Unerhört vielseitig
Im Umgang mit Schwerhörigen sollten Sie vor allem darauf achten, dass Sie Blickkontakt zum Gesprächspartner halten. So hat der betroffene Bewohner - neben dem, was er auf der auditiven Ebene noch empfangen kann - die Möglichkeit, vom Gesprächspartner das Geäußerte visuell durch Ablesen von den Lippen zu überprüfen beziehungsweise zu ergänzen.
Bedenken Sie hierbei, wie schwer Mundablesen ist. Dinge aufzuschreiben, ist eine gute Möglichkeit, zu kommunizieren. Beachten Sie hierbei, dass Senioren meist auch Probleme beim Sehen haben. Im Caritas Pflege- und Taubblindenheim Herbert Nellessen verwenden wir dicke, schwarze Filzstifte und schreiben große Druckbuchstaben. Sprechen Sie langsam, deutlich, mit Geduld und ruhiger, tiefer Stimme sowie im gleichmäßigen Tempo.
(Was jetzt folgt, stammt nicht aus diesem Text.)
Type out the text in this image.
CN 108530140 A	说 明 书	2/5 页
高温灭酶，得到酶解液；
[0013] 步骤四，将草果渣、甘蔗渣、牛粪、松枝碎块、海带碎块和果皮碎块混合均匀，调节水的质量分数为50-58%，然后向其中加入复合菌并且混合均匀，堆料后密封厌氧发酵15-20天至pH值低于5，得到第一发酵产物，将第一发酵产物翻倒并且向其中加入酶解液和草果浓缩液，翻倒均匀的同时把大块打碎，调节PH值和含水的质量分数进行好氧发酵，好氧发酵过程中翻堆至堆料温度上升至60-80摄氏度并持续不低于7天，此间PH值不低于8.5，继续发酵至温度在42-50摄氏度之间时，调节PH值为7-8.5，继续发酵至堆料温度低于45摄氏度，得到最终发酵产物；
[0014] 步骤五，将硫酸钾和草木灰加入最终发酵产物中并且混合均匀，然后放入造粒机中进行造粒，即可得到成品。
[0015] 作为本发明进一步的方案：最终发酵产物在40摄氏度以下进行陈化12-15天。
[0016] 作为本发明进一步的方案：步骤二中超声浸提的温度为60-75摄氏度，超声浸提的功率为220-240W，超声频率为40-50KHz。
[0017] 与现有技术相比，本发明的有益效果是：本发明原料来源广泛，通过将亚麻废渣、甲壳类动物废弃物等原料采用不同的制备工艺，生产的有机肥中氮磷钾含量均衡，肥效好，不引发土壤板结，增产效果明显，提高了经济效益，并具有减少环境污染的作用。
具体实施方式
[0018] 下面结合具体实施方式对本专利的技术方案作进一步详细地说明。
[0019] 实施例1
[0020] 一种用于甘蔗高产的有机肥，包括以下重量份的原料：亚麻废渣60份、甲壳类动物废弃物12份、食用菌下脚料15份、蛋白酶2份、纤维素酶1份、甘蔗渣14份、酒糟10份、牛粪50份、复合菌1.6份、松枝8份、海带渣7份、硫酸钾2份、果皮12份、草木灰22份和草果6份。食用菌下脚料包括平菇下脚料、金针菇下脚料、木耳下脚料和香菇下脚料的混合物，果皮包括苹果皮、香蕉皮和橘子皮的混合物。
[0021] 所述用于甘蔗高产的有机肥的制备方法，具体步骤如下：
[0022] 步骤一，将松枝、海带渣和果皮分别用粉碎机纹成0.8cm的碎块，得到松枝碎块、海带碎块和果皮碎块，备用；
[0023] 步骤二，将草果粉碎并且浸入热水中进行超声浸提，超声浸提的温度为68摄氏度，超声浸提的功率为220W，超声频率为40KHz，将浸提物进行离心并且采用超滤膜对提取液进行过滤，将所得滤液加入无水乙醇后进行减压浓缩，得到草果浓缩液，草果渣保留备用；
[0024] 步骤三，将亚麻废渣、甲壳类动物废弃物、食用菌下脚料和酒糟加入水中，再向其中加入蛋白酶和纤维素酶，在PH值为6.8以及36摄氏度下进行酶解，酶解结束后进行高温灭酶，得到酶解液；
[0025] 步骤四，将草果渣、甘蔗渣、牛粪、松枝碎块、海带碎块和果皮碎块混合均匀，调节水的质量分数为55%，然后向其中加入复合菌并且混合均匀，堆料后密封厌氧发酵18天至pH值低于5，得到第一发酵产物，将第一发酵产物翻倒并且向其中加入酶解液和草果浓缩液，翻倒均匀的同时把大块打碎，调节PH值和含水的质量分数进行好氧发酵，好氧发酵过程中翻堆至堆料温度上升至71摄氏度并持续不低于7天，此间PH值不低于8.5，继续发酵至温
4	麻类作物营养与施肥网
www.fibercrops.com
Vermeiden Sie Nebengeräusche. Also erst sprechen, wenn alles ruhig ist.
Hörschäden sind unsichtbar und daher für Hörende schwer vorstellbar. Die Auswirkungen der Schwerhörigkeit im täglichen Leben und im Beruf sind vor allem stark abhängig vom Lebensalter und Eintritt der Hörminderung. Frühschwerhörige sind es gewohnt, schlecht zu hören. Sie haben meistens nur geringe Probleme, die Behinderung anzunehmen und Kommunikationsprobleme zu bewältigen. Bei fortschreitender Schwerhörigkeit bis zur Ertaubung verändert sich oft die Persönlichkeit und das Selbstwertgefühl. Sprechen Sie in ruhiger Umgebung in kurzen, einfachen Sätzen. Unterstützen Sie das Gesagte mit natürlicher Mimik und Gestik. Achten Sie zudem auf gutes Licht, saubere Sehhilfen und richtig eingestellte Hörhilfen.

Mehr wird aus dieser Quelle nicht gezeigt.